HHA also provides health systems strengthening by training healthcare workers on the diagnosis and management of CVDs. The program is being implemented in nine countries in Africa which is Kenya, Rwanda, Ethiopia, Tanzania including Zanzibar, Ghana, Uganda, Cote d’ivoire, Senegal and Nigeria.
According to Dr Bernard Samia President Kenya cardiac Society 60 percent of stroke patients acquire permanent disability and experience limitations in terms of speech, voice, swallowing, mobility, vision, and sexual function.
Kenya Cardiac society is urging healthcare providers especially public hospitals to set up rehabilitative care to stroke patients.
He adds that, various levels of government hospitals lack established stroke units. “Most public hospitals are encouraged to have stroke rehabilitative centers with basic things such as physiotherapy, speech therapists and occupational therapists and support groups.”
However, management of stroke once it occurs is usually very complex, Dr Samia said adding that, “most Stroke patients face difficulties in performing basic functional activities such as walking and feeding using the affected hand resulting in dependence of caregivers for basic self-care and daily activities.”
There is an urgent need to initiate rehabilitative care to address functional and limitations that can facilitate stroke survivors return to work. Affordability of rehabilitative stroke services is out of reach to many patients. Insurance services do not cover rehabilitative services. Most of stroke survivors are left on their own.
“Most stroke survivors are over- burdened by financial limitations not only as a result of reduced income since they cannot return to their previous occupation due to their conditions which limits them in terms of activity and day to day participation, but also national health Insurance fund (NHIF) do not cover stroke rehabilitative services.”
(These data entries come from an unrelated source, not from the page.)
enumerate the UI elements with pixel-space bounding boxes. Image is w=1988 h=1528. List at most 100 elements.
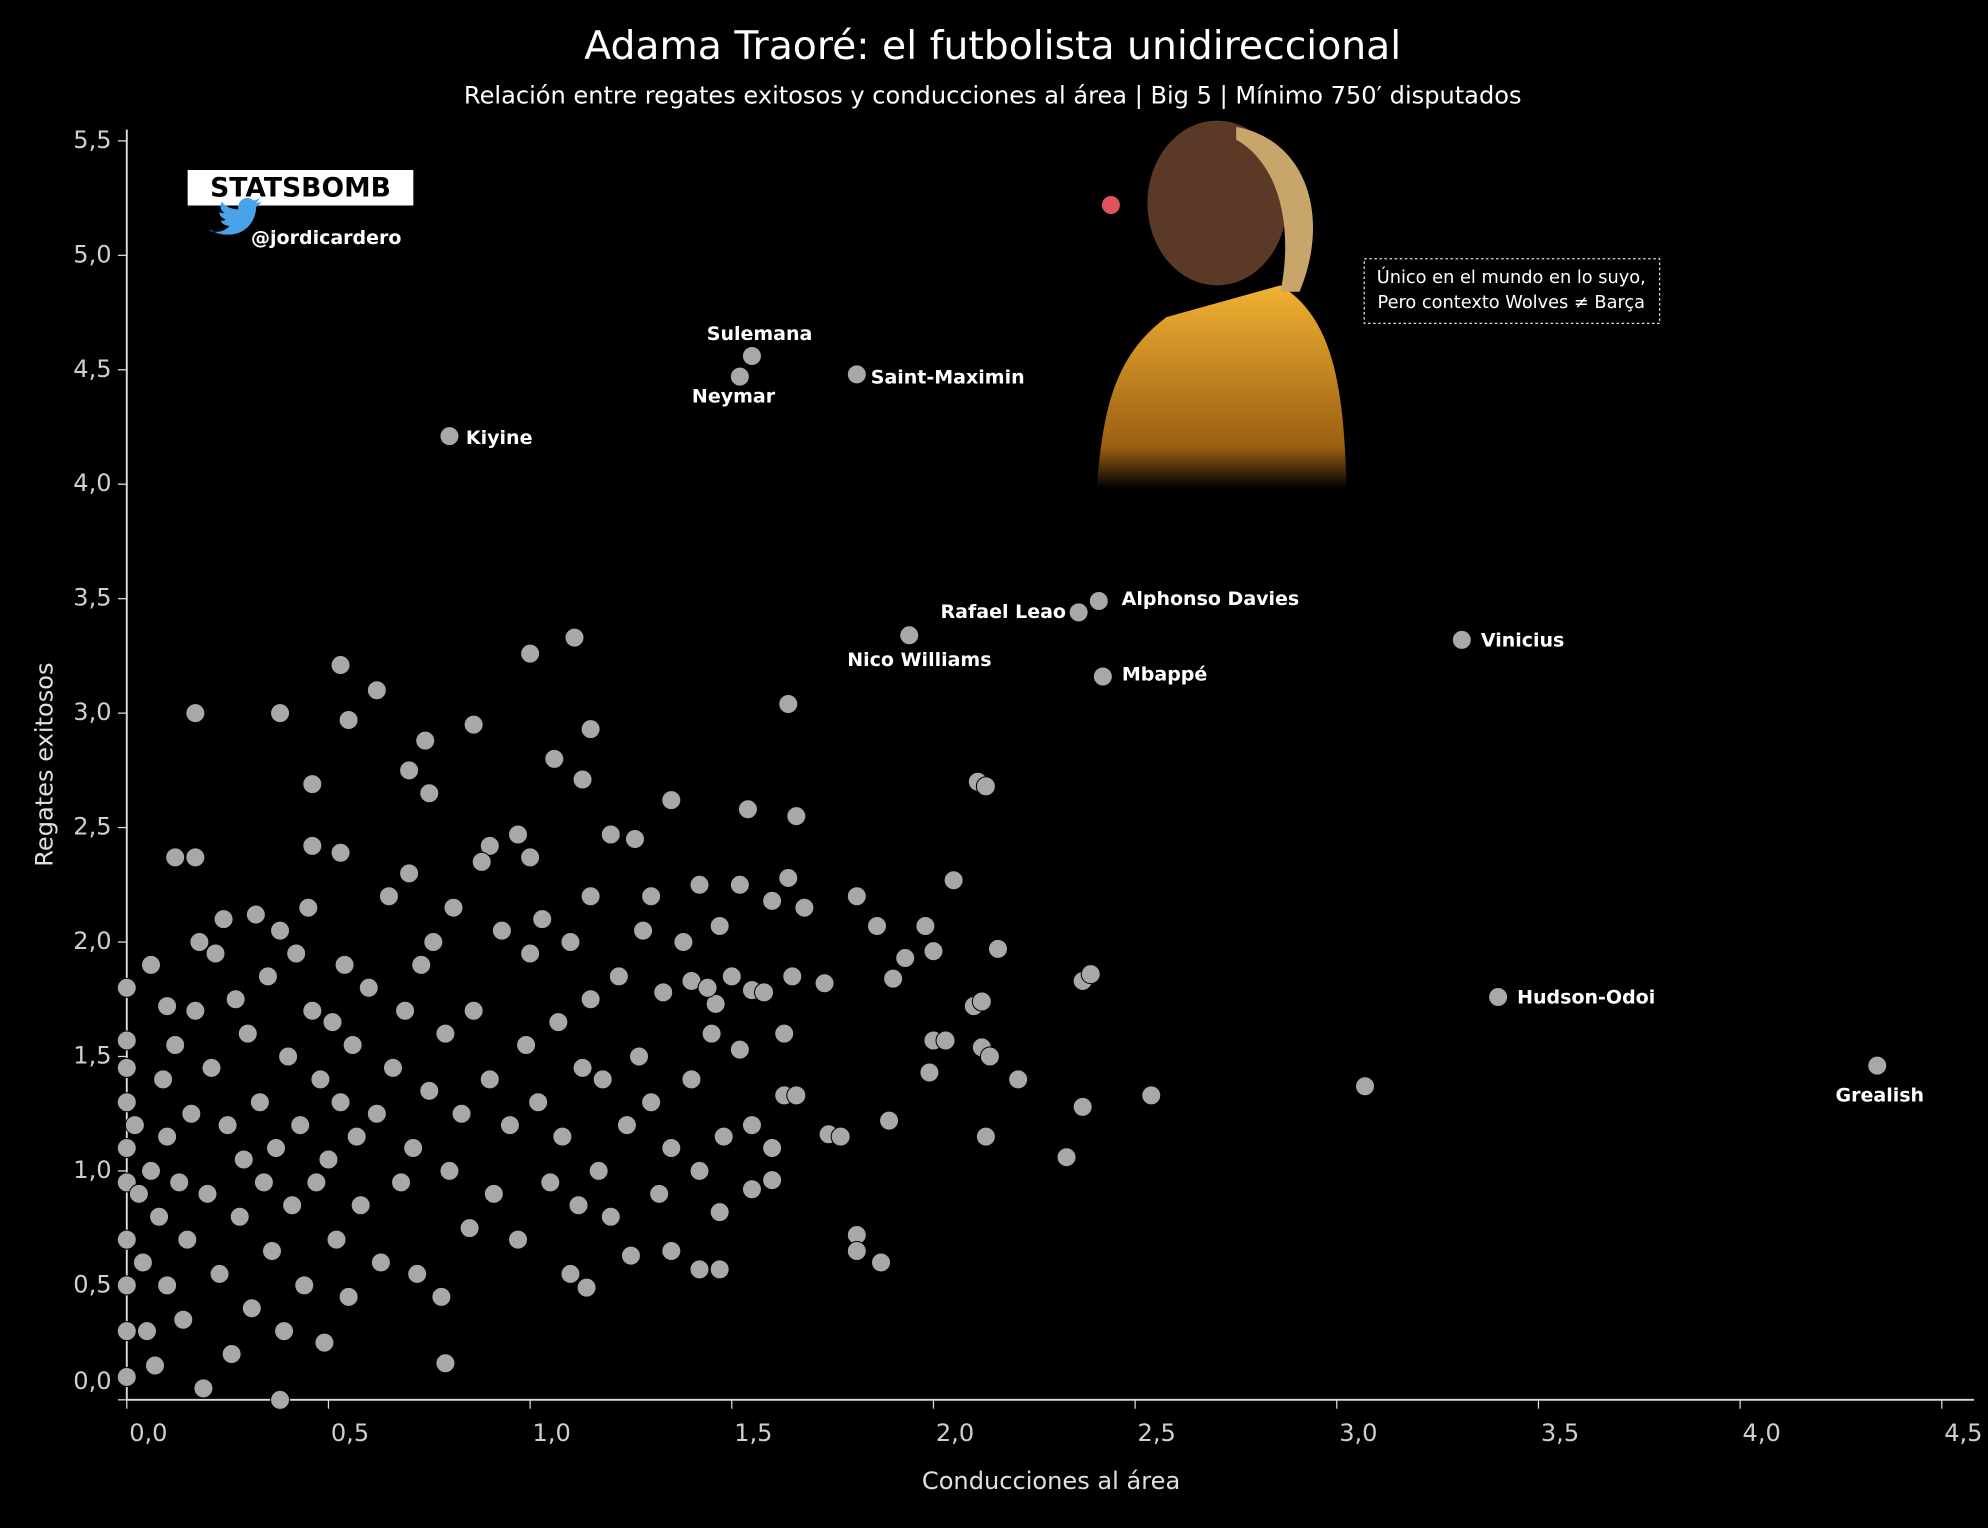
- point: [245, 904, 266, 925]
- point: [350, 1195, 371, 1216]
- point: [391, 1172, 412, 1193]
- point: [270, 1389, 291, 1410]
- point: [451, 1103, 472, 1124]
- point: [689, 1259, 710, 1280]
- point: [185, 703, 206, 724]
- point: [709, 1259, 730, 1280]
- point: [435, 1023, 456, 1044]
- point: [979, 1046, 1000, 1067]
- point: [709, 1202, 730, 1223]
- point: [564, 627, 585, 648]
- point: [762, 1170, 783, 1191]
- point: [1080, 964, 1101, 985]
- point: [552, 1126, 573, 1147]
- point: [721, 966, 742, 987]
- point: [919, 1062, 940, 1083]
- point: [580, 719, 601, 740]
- point: [576, 1277, 597, 1298]
- point: [310, 1069, 331, 1090]
- point: [249, 1092, 270, 1113]
- point: [754, 982, 775, 1003]
- y-tick-label: 3,5: [73, 584, 111, 612]
- point: [237, 1023, 258, 1044]
- point: [786, 806, 807, 827]
- point: [116, 1366, 137, 1387]
- point: [741, 1115, 762, 1136]
- point: [439, 426, 460, 447]
- point-label: Sulemana: [707, 323, 813, 345]
- point: [641, 886, 662, 907]
- point: [443, 897, 464, 918]
- point: [282, 1195, 303, 1216]
- point: [705, 993, 726, 1014]
- point-label: Rafael Leao: [941, 601, 1066, 623]
- point: [116, 1030, 137, 1051]
- point: [173, 1309, 194, 1330]
- point: [221, 1344, 242, 1365]
- x-tick-label: 3,0: [1339, 1419, 1377, 1447]
- point: [491, 920, 512, 941]
- y-tick-label: 4,5: [73, 355, 111, 383]
- point: [879, 1110, 900, 1131]
- point: [544, 748, 565, 769]
- point: [1355, 1076, 1376, 1097]
- x-axis-label: Conducciones al área: [922, 1467, 1180, 1495]
- point: [415, 730, 436, 751]
- point: [241, 1298, 262, 1319]
- y-tick-label: 5,5: [73, 126, 111, 154]
- point: [290, 1115, 311, 1136]
- point: [520, 847, 541, 868]
- point: [649, 1183, 670, 1204]
- y-axis-label: Regates exitosos: [31, 662, 59, 866]
- point: [382, 1057, 404, 1078]
- point: [370, 1252, 391, 1273]
- point: [140, 954, 162, 975]
- point: [257, 966, 278, 987]
- point: [330, 1092, 351, 1113]
- point: [185, 1000, 206, 1021]
- point: [697, 977, 718, 998]
- point: [729, 874, 750, 895]
- point: [116, 1092, 137, 1113]
- point-label: Nico Williams: [847, 649, 991, 671]
- handle: @jordicardero: [251, 227, 401, 249]
- point: [366, 680, 387, 701]
- point: [322, 1012, 343, 1033]
- point: [709, 915, 730, 937]
- point: [580, 886, 601, 907]
- point: [560, 932, 581, 953]
- point: [330, 842, 351, 863]
- point: [532, 909, 553, 930]
- point: [1088, 590, 1109, 611]
- point: [423, 932, 444, 953]
- point-label: Vinicius: [1481, 630, 1565, 652]
- point: [794, 897, 815, 918]
- point: [213, 909, 234, 930]
- point: [516, 1035, 537, 1056]
- point: [209, 1263, 230, 1284]
- y-tick-label: 2,5: [73, 813, 111, 841]
- point: [975, 776, 996, 797]
- point: [378, 886, 399, 907]
- point: [169, 1172, 190, 1193]
- point: [270, 703, 291, 724]
- point: [225, 989, 246, 1010]
- point: [616, 1115, 637, 1136]
- point-label: Hudson-Odoi: [1517, 987, 1655, 1009]
- player-photo: [1096, 120, 1347, 489]
- point: [471, 851, 492, 872]
- point: [318, 1149, 339, 1170]
- point: [459, 1218, 480, 1239]
- point: [741, 1179, 762, 1200]
- point: [132, 1252, 153, 1273]
- point: [1488, 986, 1509, 1007]
- point: [334, 954, 355, 975]
- point: [116, 1057, 137, 1078]
- point: [403, 1138, 424, 1159]
- point: [580, 989, 601, 1010]
- x-tick-label: 0,5: [331, 1419, 369, 1447]
- point: [729, 1039, 750, 1060]
- point: [737, 799, 758, 820]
The event was attended by speakers from World Heart Federation (WHF), Stroke Association of Kenya (SAOK), a patient led organization, Neurology Society of Kenya, Non-Communicable Diseases Alliance of Kenya (NCD-AK), representing the civil society.
Various speakers identified action plans for the various stakeholders and highlighted awareness and prevention as key strategies for improved cardiovascular care in Kenya.